The owners of small freight carriers constantly face challenges with their cash flow. They usually run lean operations that have little money to spare. On one hand, they need to pay their drivers, fuel, maintenance, and equipment costs, on a regular basis. But on the other hand, most customers pay their freight bills on 30 to 60 days. And as small business owners, they are left in the middle trying to juggle the situation.
The problem for small carriers
Most small carriers and brokers are run by individuals who cut their teeth in the industry – they have a lot of experience finding and moving loads. They have the right contacts with shippers and corporate clients. But they don’t have a lot of money. Actually, most have little money to spare. And to make matters worse, most owners did not take into account that shippers would pay slowly when planning their businesses. Because of this, they don’t have the needed reserves to run the carrier for two months, while waiting for a client to pay. But if you can’t offer terms to your shippers, you won’t be able to grow.
One solution – use quick pays
Of course, one alternative is to ask your customers for a carrier quick pay. And if your shippers and customers offer quick pays and pay their invoices in 10 days, you won’t have many cash flow problems. The problem is that few shippers pay quickly and reliably. Often, they may pay slowly so that they can keep their own cash flow in check. This means that your cash flow will be unreliable, even if some of your clients transaction to quick pays. Because of this, many growing transportation carriers prefer to use business financing to cover their expenses while waiting for invoice payments.
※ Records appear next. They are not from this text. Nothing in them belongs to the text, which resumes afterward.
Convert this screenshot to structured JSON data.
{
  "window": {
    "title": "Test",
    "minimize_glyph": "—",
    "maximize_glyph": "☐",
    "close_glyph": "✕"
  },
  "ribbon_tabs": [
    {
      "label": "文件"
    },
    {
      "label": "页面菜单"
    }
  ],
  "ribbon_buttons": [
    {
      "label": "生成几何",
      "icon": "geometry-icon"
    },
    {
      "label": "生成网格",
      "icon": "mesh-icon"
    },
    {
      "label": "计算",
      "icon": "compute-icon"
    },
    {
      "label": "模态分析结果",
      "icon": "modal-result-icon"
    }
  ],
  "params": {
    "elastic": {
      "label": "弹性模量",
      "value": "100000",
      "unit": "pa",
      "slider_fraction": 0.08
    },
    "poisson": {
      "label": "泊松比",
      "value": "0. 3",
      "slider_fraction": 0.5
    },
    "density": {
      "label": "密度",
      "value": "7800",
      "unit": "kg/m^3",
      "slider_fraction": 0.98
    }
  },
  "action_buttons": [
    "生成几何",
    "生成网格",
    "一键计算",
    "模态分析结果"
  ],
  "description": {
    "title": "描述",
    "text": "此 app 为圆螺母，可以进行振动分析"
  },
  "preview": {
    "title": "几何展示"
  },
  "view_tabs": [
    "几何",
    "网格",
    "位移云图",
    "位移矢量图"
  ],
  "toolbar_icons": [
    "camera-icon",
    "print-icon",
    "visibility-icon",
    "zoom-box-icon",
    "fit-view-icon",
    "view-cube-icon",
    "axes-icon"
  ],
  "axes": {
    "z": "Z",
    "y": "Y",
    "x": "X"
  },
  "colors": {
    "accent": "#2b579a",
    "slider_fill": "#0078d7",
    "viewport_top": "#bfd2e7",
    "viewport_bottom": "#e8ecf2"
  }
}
Business financing – a better solution?
Although most freight brokers and transportation companies try to obtain conventional business financing to cover expenses, few actually qualify for this type of funding. Most banks and lending institutions have very strict collateral and profitability requirements, and will only provide funding to companies that have plenty of assets. Aside from this, they most institutions only work with companies that have strong balance sheets and steady income statements. This leaves most small business owners out of the running. For many of them, their business is their only and biggest asset and they have little else. Fortunately, there is an alternative that can solve cash flow problems and is easier to get than conventional financing. The solution is to factor your freight bills.
Transportation finance for small trucking companies
Freight bill factoring is a form of financing where finance company advances money to your company using your invoices (and freight bills) as collateral for the transaction. Instead of waiting 30 to 60 days to get paid by your client, you get the equivalent of a quick pay from the factoring company. The transaction closes once your customers pay their invoices in full on their usual terms. The important advantage of this solution is that your customers do not need to modify their payment habits. Using this solution, you have the flexibility to offer payment terms to your clients, without worrying about slow payments.
Works with fuel cards
Most transportation finance plans work with fuel cards. They can advance the funds to your card account, providing you with immediate access to your money and allowing you to cover important payments. Additionally, many finance companies have partnerships with fuel card programs which provide you with additional discounts.
One advantage that makes factoring stand out in front of other solutions is that qualifying for it is relatively easy. The biggest requirement is that your shippers and customers must have very good commercial credit. This is very important because their credit worthiness and reliability is what is backing the transaction. Additionally, your company should be well managed, have good growth potential, and have invoices that are free and clear of liens.
Using accounts receivable factoring can also provide you with a competitive growth advantage. This is because the financing facility is directly tied to your sales (through your invoices) and can increase as you deliver more loads for new clients. This can provide the support you need and ensures that your cash flow keeps up with your corporate growth. Because of this, it’s a perfect solution for small freight carriers that have cash flow problems but can’t qualify for a conventional business loan.